Celeb Glow
news | March 18, 2026

How to compare two strings (from user input) in a bash script

Here comes my script, i know i'm doing something wrong so please help me!

#!/bin/bash
# Description of the script
echo "Enter first word "
read test1
echo "Enter second word "
read test2
cmp $test1 $test2 > error
total=`wc -c error | cut -f 7 -d " "`
echo $total
if [ $total -eq 0 ]
then echo "Both words contents are same"else echo "Both words contents are not same"
fi

3 Answers

Unless you have to use cmp, you can use [ ] for comparison:

if [ "$test1" = "$test2" ]
then echo "Both words contents are same"
else echo "Both words contents are not same"
fi

cmp compares files. If, say, you entered foo for test1 and bar for test2, then it will compare two files named foo and bar, which is probably not what you intended.

Aside from that, this line:

echo "Both words contents are same"else

is the same as:

echo "Both words contents are sameelse"

You should either put else on a different line, or put a ; before it:

echo "Both words contents are same"
else
# or
echo "Both words contents are same"; else

Why use cmp? You are already using a bash conditional later in your script, so you could swap out the cmp.

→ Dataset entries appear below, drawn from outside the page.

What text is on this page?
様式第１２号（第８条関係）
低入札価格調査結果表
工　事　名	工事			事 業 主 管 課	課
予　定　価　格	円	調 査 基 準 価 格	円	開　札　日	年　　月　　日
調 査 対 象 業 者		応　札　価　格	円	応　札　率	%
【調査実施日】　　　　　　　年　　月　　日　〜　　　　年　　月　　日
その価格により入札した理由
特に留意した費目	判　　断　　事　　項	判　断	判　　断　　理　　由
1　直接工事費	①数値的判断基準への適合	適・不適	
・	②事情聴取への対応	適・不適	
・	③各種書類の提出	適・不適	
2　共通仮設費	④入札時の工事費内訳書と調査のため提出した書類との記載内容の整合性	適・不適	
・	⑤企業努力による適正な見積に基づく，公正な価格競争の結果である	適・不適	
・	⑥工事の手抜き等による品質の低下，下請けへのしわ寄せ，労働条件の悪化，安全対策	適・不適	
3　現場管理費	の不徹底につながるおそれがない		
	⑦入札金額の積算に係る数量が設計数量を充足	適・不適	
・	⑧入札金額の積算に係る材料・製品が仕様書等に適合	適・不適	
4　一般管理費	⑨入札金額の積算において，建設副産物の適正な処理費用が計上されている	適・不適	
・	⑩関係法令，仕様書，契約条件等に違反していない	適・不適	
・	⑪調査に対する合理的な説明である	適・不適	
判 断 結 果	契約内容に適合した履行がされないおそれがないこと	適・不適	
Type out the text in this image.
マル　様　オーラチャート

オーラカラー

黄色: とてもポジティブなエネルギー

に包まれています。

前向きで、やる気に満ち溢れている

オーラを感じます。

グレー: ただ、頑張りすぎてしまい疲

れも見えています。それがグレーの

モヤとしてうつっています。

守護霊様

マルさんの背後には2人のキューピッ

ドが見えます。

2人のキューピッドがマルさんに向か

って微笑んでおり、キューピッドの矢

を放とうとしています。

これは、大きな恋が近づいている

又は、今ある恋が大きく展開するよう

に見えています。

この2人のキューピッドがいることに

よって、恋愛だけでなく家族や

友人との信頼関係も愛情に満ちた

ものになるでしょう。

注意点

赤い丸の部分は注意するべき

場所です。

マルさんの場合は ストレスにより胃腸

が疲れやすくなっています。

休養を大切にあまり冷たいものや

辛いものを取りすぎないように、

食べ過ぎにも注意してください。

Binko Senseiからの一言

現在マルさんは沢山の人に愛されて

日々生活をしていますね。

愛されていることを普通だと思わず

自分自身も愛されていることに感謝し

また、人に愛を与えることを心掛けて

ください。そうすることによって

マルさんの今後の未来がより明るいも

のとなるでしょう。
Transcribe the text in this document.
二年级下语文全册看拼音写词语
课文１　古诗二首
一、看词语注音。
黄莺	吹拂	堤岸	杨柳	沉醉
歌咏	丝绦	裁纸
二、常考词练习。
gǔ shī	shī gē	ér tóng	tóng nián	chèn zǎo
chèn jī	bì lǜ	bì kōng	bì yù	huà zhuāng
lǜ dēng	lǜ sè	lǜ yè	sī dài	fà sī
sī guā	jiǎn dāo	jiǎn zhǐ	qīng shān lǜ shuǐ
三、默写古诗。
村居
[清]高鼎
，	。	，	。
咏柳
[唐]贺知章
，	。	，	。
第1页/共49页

Example conditional:

if [ "$test1" != "$test2" ]; then # not equal
else # equal
fi

Other comparison operators in bash.

In addition to the error of using cmp for comparing strings where it only compares files, you have the problems that you are actually calculating the length of the error message from cmp, and extracting the file name, not the character count, from the output from wc. The entire computation would be a lot more elegant without a temporary file; if you do use a temporary file, you should clean it out after using it.

If you really wanted to see the amount of difference between two strings, maybe pass them to wdiff instead.

Here is a refactored version:

#!/bin/bash
# Note absence of boilerplate comment
read -p "Enter first word: " test1 # Note use of read -p
read -p "Enter second word: " test2
# Note use of wdiff
# Note proper quoting of strings! This is important
if report=$(wdiff -s123 <(echo "$test1") <(echo "$test2")); then echo "Strings are equal"
else echo "Strings differ" echo "$report"
fi

As an aside, a basic idiom with wc is to redirect input into it; then, it doesn't print a file name, so you don't have to postprocess it. And lo, this also removes the need for a temporary file.